Page MenuHomePhabricator

Automate creation of sqoop list of wikis to import data for from sitematrix
Open, Needs TriagePublic

Description

Two options to implement this:

For snapshots, we could pull from sitematrix like we're doing now, maybe more frequently
For event-based, we could get notified by this maintenance bot: T292419: Post-creation work for pwnwiki

Event Timeline

fdans renamed this task from Automate creation of sqoop list of wikis to import data for to Automate creation of sqoop list of wikis to import data for from sitematrix.Mar 26 2018, 4:39 PM
fdans triaged this task as High priority.
fdans created this task.
fdans moved this task from Incoming to Smart Tools for Better Data on the Analytics board.
mforns lowered the priority of this task from High to Medium.Oct 15 2018, 4:35 PM
mforns raised the priority of this task from Medium to High.Dec 9 2019, 5:44 PM

Tasked this briefly, want to coordinate with T239589 and make T239136 not necessary. To that end,

  • Use project namespace map table as the main source of truth when it comes to wiki lists (maybe rename)
  • Add a boolean column to project namespace map to indicate whether the wiki database exists on cloud dbs
  • Coordinate with research and product analytics to share this metadata as part of their metadata database
  • Consider a table holding settings like per-table weights that we could use from sqoop to fine-tune how data is transferred
odimitrijevic lowered the priority of this task from High to Low.Jan 6 2022, 5:09 AM
Milimetric raised the priority of this task from Low to Needs Triage.Mar 8 2022, 5:00 PM
Milimetric added a subscriber: EChetty.

I think this should be much higher priority now. Usually we would move tasks back to incoming to re-prioritize, but not sure how to do that in the new process. cc @EChetty

This would only work for the snapshots, but a simple solution would be to just pull the sqoop list from canonical_data.wikis.

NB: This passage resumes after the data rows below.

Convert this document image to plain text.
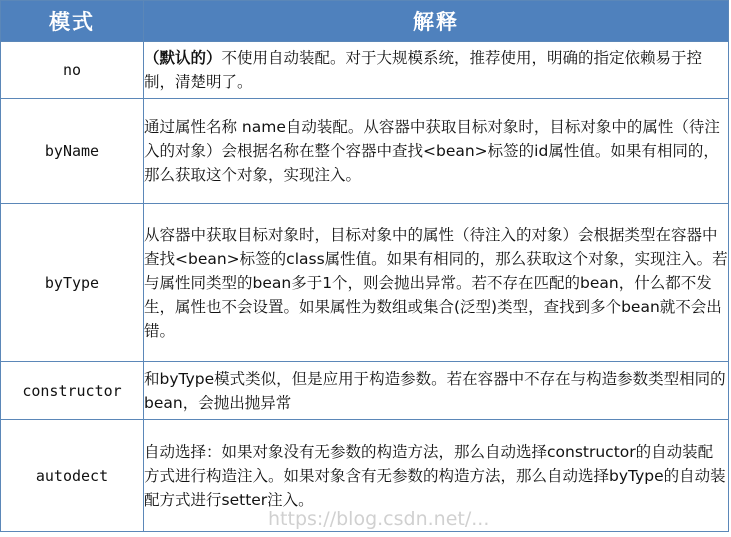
模式	解释
no	（默认的）不使用自动装配。对于大规模系统，推荐使用，明确的指定依赖易于控制，清楚明了。
byName	通过属性名称 name自动装配。从容器中获取目标对象时，目标对象中的属性（待注入的对象）会根据名称在整个容器中查找<bean>标签的id属性值。如果有相同的，那么获取这个对象，实现注入。
byType	从容器中获取目标对象时，目标对象中的属性（待注入的对象）会根据类型在容器中查找<bean>标签的class属性值。如果有相同的，那么获取这个对象，实现注入。若与属性同类型的bean多于1个，则会抛出异常。若不存在匹配的bean，什么都不发生，属性也不会设置。如果属性为数组或集合(泛型)类型，查找到多个bean就不会出错。
constructor	和byType模式类似，但是应用于构造参数。若在容器中不存在与构造参数类型相同的bean，会抛出抛异常
autodect	自动选择：如果对象没有无参数的构造方法，那么自动选择constructor的自动装配方式进行构造注入。如果对象含有无参数的构造方法，那么自动选择byType的自动装配方式进行setter注入。
https://blog.csdn.net/...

There's no automated process keeping that up to date, but:

  1. I've been pretty diligent about keeping it up to date (adding new wikis within a few weeks)
  2. We are motivated to switch it to automatic generation as soon as possible, since the manual updates are a source of toil for the Movement Insights team
  3. It centralizes us further on a single canonical list of wikis, easing the maintenance burden (see T339928 for another example)